Black migrants represent a small but growing share of recent migration flows from foreign countries to the United States. Among black migrants, Sub-Saharan Africans are an important and rapidly growing share of the total foreign-born US black population. Yet, we know relatively little about their health and well-being in the United States and even less about their families and communities in Sub-Saharan Africa. The goal of this pilot project is to lay the foundation for a grant application to the National Institute of Aging to better understand the impact of migration from Africa on the health and wellbeing of the migrants as well as their families in the United States and Africa. The research will provide important evidence on the impact of migration to the United States on family members left behind in Africa, many of whom are elderly and rely on remittances from those who have left. The research will be conducted in the United States and Ghana.
Specifically, the project will:
1. Conduct analyses of Ghanaian and US Census data to identify a research design to efficiently sample migrants from Ghana to the U.S. in a longitudinal design;
2. Test field protocols for sampling of those individuals and their families living in the U.S. and in Ghana and following those who move across the border; and
3. Develop and test survey instruments and biomarker measurement protocols for a study of health and well-being of migrants in the United States, their family and community members in Ghana in comparison with a those who do not migrate.

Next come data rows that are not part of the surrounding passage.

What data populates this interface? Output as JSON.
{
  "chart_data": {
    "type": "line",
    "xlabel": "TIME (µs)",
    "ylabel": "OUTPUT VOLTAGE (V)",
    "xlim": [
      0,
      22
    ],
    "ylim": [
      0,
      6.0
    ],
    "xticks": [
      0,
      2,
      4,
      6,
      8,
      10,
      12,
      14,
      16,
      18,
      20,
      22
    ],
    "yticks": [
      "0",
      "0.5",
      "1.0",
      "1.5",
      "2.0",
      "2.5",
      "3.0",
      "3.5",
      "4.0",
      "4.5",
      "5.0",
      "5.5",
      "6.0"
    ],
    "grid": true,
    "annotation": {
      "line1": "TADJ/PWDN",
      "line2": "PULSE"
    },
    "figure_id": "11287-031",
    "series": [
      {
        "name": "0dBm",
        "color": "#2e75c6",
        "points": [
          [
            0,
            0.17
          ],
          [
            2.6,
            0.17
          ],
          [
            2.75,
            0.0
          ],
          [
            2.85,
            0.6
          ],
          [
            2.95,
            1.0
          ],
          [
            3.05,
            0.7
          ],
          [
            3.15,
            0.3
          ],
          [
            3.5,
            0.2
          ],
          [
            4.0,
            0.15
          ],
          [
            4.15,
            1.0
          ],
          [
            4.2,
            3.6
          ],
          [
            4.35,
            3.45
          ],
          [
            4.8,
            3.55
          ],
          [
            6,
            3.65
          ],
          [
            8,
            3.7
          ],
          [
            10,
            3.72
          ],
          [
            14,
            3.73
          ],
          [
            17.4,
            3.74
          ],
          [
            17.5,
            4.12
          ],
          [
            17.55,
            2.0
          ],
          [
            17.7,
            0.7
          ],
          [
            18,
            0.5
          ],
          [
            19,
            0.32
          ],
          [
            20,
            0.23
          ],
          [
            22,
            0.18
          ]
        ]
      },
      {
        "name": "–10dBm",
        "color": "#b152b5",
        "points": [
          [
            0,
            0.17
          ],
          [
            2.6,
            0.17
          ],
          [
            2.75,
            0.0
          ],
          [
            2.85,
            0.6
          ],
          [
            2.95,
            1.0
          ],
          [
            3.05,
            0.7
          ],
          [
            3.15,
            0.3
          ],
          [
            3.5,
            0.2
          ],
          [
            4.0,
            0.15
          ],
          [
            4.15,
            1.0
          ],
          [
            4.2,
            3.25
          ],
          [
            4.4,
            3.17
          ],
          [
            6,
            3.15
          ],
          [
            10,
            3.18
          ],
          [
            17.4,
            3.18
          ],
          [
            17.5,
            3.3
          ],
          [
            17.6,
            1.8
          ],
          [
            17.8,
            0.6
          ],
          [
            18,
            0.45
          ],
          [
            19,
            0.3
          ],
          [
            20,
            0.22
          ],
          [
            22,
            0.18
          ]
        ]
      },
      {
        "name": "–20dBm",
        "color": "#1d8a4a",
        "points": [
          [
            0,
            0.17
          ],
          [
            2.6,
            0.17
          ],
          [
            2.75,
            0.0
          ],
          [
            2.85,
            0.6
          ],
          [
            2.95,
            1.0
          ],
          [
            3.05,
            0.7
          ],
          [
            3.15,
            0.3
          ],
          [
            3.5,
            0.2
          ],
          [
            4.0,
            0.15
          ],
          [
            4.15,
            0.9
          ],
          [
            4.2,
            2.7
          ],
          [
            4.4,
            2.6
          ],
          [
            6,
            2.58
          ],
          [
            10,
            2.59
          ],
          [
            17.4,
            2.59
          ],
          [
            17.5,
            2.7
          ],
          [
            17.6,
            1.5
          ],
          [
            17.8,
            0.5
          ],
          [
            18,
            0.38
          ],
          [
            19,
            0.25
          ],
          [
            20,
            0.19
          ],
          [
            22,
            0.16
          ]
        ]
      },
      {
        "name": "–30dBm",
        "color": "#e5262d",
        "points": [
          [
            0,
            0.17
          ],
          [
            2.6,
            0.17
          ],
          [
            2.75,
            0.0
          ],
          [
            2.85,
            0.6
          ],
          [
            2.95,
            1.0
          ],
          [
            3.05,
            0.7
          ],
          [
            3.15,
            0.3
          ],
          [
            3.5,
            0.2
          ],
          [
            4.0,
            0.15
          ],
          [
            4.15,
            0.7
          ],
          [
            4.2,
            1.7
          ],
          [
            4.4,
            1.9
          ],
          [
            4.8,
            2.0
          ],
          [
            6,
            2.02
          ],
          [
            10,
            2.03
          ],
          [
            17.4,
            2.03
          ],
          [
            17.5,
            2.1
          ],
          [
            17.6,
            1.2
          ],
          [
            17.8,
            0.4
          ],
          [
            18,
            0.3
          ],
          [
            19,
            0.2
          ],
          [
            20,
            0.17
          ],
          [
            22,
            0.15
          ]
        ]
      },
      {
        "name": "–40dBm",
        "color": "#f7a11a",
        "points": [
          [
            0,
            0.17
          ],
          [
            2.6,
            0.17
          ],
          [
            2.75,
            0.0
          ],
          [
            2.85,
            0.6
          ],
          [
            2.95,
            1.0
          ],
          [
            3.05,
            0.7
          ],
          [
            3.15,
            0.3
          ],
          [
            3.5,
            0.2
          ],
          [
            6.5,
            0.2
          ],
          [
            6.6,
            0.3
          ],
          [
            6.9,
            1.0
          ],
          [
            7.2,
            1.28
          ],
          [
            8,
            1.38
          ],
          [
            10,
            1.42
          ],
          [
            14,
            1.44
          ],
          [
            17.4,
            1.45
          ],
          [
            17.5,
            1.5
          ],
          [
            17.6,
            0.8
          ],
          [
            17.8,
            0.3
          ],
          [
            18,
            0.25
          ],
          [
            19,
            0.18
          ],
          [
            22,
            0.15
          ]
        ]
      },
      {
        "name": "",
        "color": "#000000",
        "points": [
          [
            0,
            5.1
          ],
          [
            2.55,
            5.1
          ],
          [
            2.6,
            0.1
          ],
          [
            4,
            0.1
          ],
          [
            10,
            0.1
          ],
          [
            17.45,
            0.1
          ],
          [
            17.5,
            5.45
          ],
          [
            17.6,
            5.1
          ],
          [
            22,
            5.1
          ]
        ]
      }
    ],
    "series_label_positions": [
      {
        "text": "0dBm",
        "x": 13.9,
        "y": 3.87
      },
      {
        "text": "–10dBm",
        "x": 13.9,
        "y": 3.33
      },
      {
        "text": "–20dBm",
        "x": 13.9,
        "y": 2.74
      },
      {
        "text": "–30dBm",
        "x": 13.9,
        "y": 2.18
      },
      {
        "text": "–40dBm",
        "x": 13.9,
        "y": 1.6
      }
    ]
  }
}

Sampling, tracing and interviewing migrants and their families across international borders is far from straightforward. It is, however, critically important for providing scientific evidence of the impact of migration at the population level. This pilot will rigorously evaluate different sampling and recruitment strategies to assure the success of the application for a large-scale study to be submitted to the NIA and elsewhere.
We have selected Ghana for this project because, first, among Sub-Saharan Africans, Ghanaians represent the third largest group in the U.S. and, second, we have begun building a collaborative team with first-rate population and health scientists at several different institutes in the University of Ghana. The longer-term goal is to build a collaborative network of comparable research activities on international migration in several African countries.